In this vein, some authors proposed to modify the definition of subspecies to “heritable geographic variation in phenotype.” (Patten, 2015; Patten & Remsen, 2017) This implies there is a gene or a set of genes determining phenotypic variation between subspecies. In other words, the test of monophyly on the phylogenetic tree constructed by several molecular markers and several specimens may not be fully reliable.

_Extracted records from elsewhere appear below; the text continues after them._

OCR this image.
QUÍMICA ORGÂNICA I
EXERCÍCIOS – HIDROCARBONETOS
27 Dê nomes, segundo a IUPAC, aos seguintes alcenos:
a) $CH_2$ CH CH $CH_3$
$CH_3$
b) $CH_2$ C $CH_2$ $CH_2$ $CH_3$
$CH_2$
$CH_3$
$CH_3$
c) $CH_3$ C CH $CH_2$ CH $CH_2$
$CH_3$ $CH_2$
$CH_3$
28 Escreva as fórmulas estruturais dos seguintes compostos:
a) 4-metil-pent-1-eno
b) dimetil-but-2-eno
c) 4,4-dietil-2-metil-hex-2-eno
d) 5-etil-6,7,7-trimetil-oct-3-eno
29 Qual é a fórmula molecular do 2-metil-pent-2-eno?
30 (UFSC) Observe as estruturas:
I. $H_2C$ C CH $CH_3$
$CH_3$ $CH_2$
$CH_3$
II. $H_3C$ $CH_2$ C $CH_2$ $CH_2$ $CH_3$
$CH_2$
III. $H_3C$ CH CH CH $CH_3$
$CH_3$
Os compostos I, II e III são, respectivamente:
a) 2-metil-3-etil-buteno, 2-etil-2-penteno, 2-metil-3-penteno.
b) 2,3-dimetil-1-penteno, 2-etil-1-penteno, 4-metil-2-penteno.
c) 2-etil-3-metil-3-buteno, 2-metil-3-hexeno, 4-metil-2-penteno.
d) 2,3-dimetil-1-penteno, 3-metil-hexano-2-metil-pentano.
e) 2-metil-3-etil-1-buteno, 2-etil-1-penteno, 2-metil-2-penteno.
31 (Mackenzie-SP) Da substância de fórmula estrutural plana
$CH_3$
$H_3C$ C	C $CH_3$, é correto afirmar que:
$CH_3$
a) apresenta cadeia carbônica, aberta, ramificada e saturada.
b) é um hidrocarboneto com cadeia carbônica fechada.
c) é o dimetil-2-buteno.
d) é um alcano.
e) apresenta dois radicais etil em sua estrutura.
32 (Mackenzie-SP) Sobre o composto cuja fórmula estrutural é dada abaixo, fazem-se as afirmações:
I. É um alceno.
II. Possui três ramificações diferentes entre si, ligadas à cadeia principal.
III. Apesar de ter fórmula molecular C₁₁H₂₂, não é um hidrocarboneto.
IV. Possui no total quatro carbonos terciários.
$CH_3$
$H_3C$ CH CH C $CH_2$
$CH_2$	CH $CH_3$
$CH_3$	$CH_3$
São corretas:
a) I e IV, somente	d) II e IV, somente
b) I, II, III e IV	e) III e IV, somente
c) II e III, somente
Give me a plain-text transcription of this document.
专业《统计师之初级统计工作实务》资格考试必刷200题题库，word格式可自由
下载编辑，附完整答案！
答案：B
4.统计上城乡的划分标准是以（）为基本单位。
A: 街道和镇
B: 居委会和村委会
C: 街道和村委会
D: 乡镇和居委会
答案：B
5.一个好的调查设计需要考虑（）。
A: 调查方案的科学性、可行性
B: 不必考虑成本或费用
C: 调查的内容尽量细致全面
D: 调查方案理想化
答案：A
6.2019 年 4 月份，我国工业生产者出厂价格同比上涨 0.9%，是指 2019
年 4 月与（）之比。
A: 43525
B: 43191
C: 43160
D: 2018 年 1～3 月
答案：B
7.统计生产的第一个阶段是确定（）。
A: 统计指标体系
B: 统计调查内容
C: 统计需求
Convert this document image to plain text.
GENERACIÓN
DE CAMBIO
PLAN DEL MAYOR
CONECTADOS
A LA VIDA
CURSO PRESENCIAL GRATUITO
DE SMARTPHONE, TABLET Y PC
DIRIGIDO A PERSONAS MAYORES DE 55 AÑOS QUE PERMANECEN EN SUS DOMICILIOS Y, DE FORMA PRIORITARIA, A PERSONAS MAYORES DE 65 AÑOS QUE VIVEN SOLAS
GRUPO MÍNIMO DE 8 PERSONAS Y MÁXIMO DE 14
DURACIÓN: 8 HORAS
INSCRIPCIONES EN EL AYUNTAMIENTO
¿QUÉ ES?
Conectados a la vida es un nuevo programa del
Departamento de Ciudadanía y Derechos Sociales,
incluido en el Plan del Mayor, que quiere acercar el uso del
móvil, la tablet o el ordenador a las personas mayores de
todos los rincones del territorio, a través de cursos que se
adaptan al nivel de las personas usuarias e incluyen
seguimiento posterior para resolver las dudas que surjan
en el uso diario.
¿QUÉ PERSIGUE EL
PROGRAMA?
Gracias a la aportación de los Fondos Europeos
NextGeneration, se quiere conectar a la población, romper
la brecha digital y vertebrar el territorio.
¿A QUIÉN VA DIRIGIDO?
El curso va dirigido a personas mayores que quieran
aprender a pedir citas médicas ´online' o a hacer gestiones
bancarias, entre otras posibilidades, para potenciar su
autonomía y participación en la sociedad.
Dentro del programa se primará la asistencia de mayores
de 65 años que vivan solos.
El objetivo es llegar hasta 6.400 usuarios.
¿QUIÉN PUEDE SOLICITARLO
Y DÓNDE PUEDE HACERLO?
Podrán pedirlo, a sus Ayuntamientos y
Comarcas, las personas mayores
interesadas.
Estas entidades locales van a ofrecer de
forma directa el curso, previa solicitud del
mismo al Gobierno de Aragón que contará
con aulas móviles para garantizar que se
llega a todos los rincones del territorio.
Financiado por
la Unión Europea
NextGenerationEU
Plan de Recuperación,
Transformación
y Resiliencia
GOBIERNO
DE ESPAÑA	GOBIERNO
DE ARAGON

Here we investigated the genetic architecture of three varietal groups of the mangrove tree Avicennia marina to assess when and whether populations within a species have attained a sufficient level of genetic divergence to be recognized as subspecies. Notably, in previous literature, the three groups were referred to as varieties or subspecies by different authors (Duke, 2006; Duke, Benzie, Goodall, & Ballment, 1998; Maguire, Peakall, Saenger, & Maguire, 2002; Maguire, Saenger, Baverstock, & Henry, 2000). Although botanists might have used different terms such as “subspecies”, “varieties” or “forms”, these assignments are conceptually consistent (Mallet, 2007).
Inhabiting the intertidal zones of tropical and subtropical coasts,Avicennia marina is an ideal model for addressing the genetic nature of subspecies because its linear distribution makes it much easier to ascertain the range of its three varietal groups and their contact regions. A. marina reaches the most marginal regions of the Indo-West Pacific (IWP), due to its outstanding tolerance to salinity, drought and temperature (Tomlinson, 2016). Three putative subspecies have been identified, namely A. m. marina, A. m. eucalyptifolia and A. m. australasica . There are reports that these three groups are genetically disjunct but no fixed divergence was found among them (Duke, 1991, 2017; Duke et al., 1998). The distinction between populations and subspecies is of particular significance in the conservation efforts since mangroves are under the threat of climate change, in combination with more direct human disturbances(Gilman, Ellison, Duke, & Field, 2008; Z. Guo et al., 2018).